Die Leatt Glove DBX 1.0 und die 2.0 sind luftig und dünn und passen ganz gut. Es wäre bei mir in beiden Fällen größe L. M passt gerade aber die sind zu knapp. Die passform ist gut. Ich finde den Unterschied zwischen 1.0 und 2.0 nur minimal Ich werde wohl aber die 2.0 behalten da diese mir optisch besser gefallen.


----------



## Logic (7. März 2019)

Schreib doch vielleicht noch die Maße deiner Hand dazu, dann kann man sich unter 


Markusdr schrieb:


> Es wäre bei mir in beiden Fällen größe L.


etwas mehr vorstellen


----------



## Powermaniaxx (7. März 2019)

Ich habe auch die Fox Ranger Gel und bin mit denen zufrieden. Naht an den Fingerspitzen ist etwas gewöhnungsbedürftig, aber stört mich nicht weiter, sie stinken auch nicht.


----------



## cxfahrer (7. März 2019)

Richtig gute dünne Handschuhe habe ich jetzt von Lizardskins, keine Nähte spürbar, super Passform auch noch komplett nassgeschwitzt, keine Falten in der Innenhand. 
Fallen aber sehr straff und eher klein aus, im Gegensatz zB zu ONeal oder Sealskinz.


----------



## Powermaniaxx (8. März 2019)

cxfahrer schrieb:


> Richtig gute dünne Handschuhe habe ich jetzt von Lizardskins, keine Nähte spürbar, super Passform auch noch komplett nassgeschwitzt, keine Falten in der Innenhand.
> Fallen aber sehr straff und eher klein aus, im Gegensatz zB zu ONeal oder Sealskinz.



Sehen gut aus, hab mir die Monitor SL mal bestellt


----------



## Powermaniaxx (9. März 2019)

Meine Lizardskins Monitor SL sind heute gekommen.

Fazit: Absolut gleichwertig wie die Fox Ranger Gel.
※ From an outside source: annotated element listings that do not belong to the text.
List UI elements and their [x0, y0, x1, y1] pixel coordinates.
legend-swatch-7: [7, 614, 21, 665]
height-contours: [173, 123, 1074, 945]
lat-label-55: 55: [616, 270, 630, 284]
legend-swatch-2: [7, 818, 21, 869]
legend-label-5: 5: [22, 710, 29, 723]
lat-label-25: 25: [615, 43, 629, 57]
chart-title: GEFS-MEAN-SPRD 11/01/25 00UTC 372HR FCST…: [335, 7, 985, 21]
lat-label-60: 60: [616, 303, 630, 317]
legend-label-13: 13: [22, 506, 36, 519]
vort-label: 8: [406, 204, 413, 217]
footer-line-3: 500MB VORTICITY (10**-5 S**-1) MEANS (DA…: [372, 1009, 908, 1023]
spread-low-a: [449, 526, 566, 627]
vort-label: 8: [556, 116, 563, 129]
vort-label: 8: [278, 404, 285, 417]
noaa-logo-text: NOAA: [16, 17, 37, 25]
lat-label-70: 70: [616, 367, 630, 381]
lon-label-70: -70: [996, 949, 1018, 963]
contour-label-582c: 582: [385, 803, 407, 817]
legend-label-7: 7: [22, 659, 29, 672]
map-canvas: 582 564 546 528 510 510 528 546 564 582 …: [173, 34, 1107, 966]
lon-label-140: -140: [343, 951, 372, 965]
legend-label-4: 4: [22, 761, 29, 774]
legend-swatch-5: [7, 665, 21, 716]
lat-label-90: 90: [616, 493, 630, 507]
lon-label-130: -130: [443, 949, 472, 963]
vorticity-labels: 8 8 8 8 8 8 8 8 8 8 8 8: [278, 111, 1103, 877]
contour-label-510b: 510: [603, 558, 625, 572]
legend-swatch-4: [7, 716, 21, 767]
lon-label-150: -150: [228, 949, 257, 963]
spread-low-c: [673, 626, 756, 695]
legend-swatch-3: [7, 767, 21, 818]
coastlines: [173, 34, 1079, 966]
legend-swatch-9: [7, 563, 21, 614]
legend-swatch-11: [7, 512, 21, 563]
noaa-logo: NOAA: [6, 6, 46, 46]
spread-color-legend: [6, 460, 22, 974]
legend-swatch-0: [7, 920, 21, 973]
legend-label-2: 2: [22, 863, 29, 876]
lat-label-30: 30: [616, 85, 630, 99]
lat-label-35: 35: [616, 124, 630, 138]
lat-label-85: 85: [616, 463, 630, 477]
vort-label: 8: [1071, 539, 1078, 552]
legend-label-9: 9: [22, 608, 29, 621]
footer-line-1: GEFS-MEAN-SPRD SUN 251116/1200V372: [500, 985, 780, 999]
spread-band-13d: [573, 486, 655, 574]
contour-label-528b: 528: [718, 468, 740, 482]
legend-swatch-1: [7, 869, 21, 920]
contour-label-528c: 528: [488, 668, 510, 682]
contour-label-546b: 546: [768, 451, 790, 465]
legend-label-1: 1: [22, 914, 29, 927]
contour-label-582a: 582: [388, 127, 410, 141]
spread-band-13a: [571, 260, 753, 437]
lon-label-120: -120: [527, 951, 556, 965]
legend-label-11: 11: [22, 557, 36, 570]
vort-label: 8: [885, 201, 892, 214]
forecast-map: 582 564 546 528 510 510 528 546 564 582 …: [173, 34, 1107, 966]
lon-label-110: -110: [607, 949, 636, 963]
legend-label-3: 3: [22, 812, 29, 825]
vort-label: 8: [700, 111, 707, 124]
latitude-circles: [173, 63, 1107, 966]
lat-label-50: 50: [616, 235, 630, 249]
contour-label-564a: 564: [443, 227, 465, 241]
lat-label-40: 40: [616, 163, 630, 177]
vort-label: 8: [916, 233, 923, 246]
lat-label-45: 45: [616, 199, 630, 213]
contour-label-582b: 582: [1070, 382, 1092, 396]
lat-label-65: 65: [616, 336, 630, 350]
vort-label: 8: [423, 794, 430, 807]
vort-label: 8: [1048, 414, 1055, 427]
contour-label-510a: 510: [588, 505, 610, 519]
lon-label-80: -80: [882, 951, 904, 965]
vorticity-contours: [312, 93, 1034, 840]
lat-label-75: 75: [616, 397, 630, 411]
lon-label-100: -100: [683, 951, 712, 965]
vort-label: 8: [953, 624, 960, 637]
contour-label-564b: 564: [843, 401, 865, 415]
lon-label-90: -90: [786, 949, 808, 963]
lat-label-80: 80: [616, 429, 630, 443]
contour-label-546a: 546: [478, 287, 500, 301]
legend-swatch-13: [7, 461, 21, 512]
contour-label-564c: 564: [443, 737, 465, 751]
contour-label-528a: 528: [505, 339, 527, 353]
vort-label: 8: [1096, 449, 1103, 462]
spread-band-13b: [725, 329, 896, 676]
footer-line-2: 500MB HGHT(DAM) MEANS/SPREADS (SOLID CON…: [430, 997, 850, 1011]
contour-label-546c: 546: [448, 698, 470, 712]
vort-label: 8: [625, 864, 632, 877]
Beide Handschuhe tragen sich völlig identisch, die Stärken der GelPads sind gleich und auch die Nähte an den Fingerkuppen fühlen sich identisch an. Die Lizardskins haben im Gegensatz zu den Fox Belüftungslöcher auf Handrücken und Handinnenfläche. 

Ich behalte sie trotzdem


----------



## MTB-News.de




----------



## Markusdr (9. März 2019)

Moin,

so ich hab gestern eine schöne Runde mit den empfohlen Handschuhen von @Florent29 gemacht. In diesem, Fall waren es die Leatt Glove DBX 2.0 X-Flow Handschuh - black. Von den 1.0 hatte ich noch größe M aber die war direkt zu klein, da konnte ich ja keine Faust mehr machen. Da ich nicht genau weiß, wie man die Hand vermisst @Logic  , habe ich ein paar Bilder angehängt dazu. Demnach wären es 21,5cm Umfang und 18cm Länge.
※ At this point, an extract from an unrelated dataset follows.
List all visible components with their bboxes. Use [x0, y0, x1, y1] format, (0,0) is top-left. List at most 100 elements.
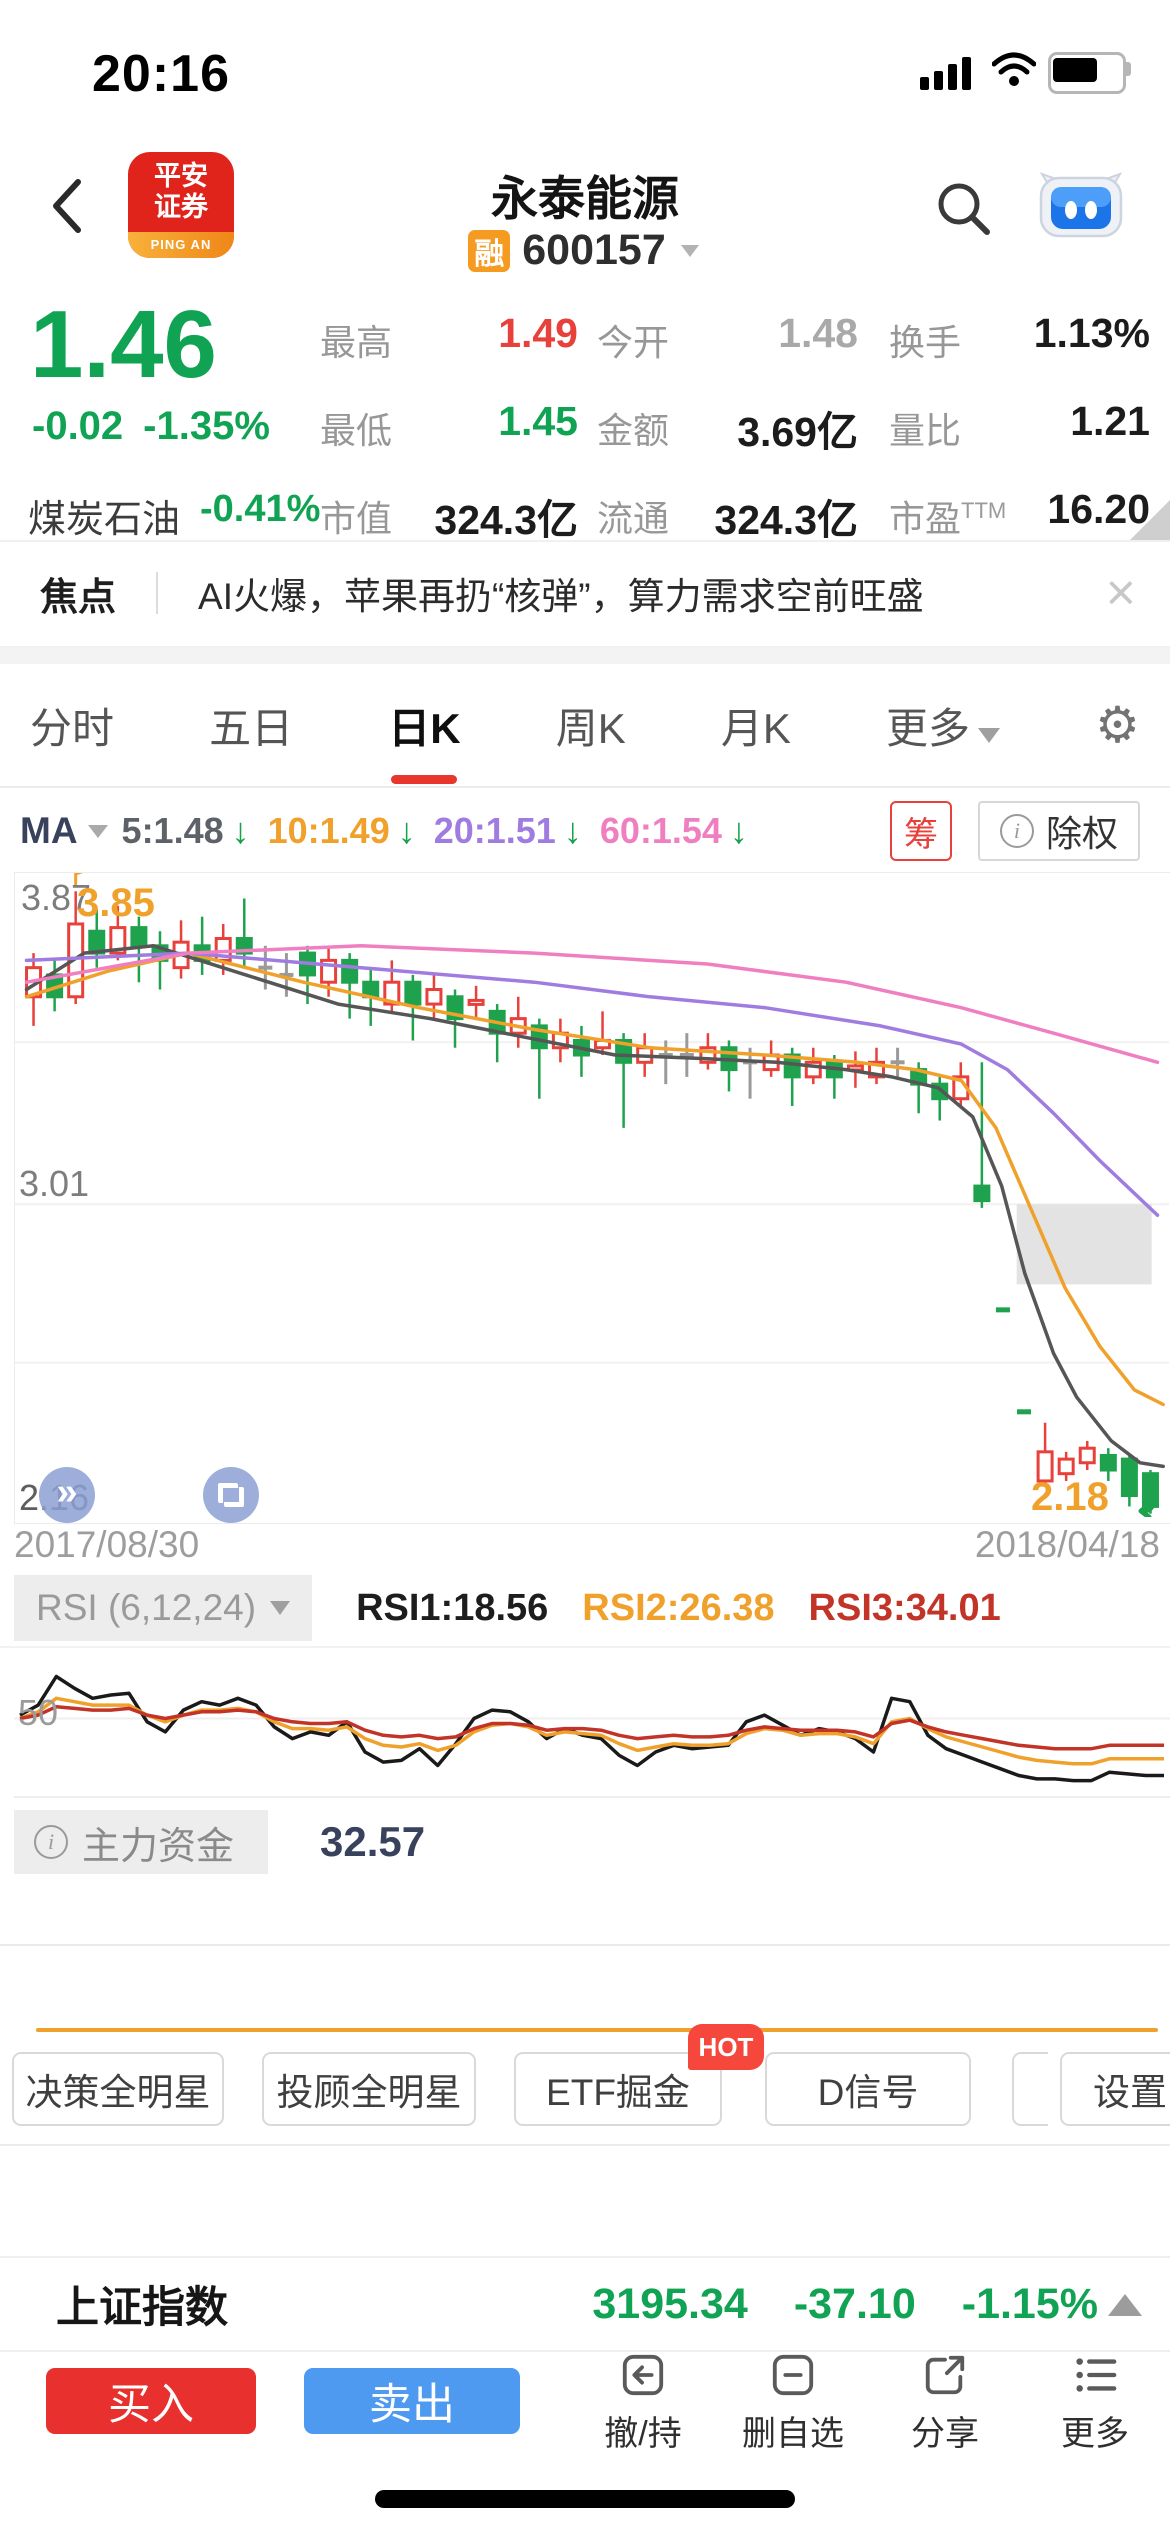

Auch in der Länge passen die Handschuhe gut. Sie sind toll belüftet, wirklich sehr dünn und haben einen tollen Grip. Auch an den Fingern lässt sich der doch recht rutschige MT7-Hebel gut bremsen. Ich fahre die Ergon GA2 Griffe.

Es gibt keinen Klett am Handgelenk, ob man den vermisst kann ich noch nicht sagen.

Was mich nochmal interessiert, ich habe ziemlich viel Stoff auf der Handinnenfläche beim bilden einer Faust also der typischen Lenkerhaltung. Das ist bei dem hohen Gripp und in anspruchsvollen bergab Passagen etwas unschön. Das wird man aber wohl immer haben oder?

Einige Bilder hängen an, ich freu mich auf eure Infos.

Lieben Dank


----------



## on any sunday (9. März 2019)

Der Beitragsersteller hat jetzt ja seine Handschuhe, SixSixOne 401 passen aber auch noch in das Beuteschema, benutze ich seit Jahren.


----------



## Florent29 (11. März 2019)

Markusdr schrieb:


> *Es gibt keinen Klett am Handgelenk*, ob man den vermisst kann ich noch nicht sagen.



Das ist ja gerade der Witz dran.


----------



## Logic (11. März 2019)

Hand vermessen, Vorschläge anschauen, in den Laden fahren/online bestellen, ausprobieren. 

Die Leatt stehen bei mir auf der Liste, für die nächste Anschaffung.


----------



## Markusdr (11. März 2019)

Florent29 schrieb:


> Das ist ja gerade der Witz dran.


Hab ich vielleicht etwas unglücklich formuliert. Bisher finde ich das super. Ist sehr gut.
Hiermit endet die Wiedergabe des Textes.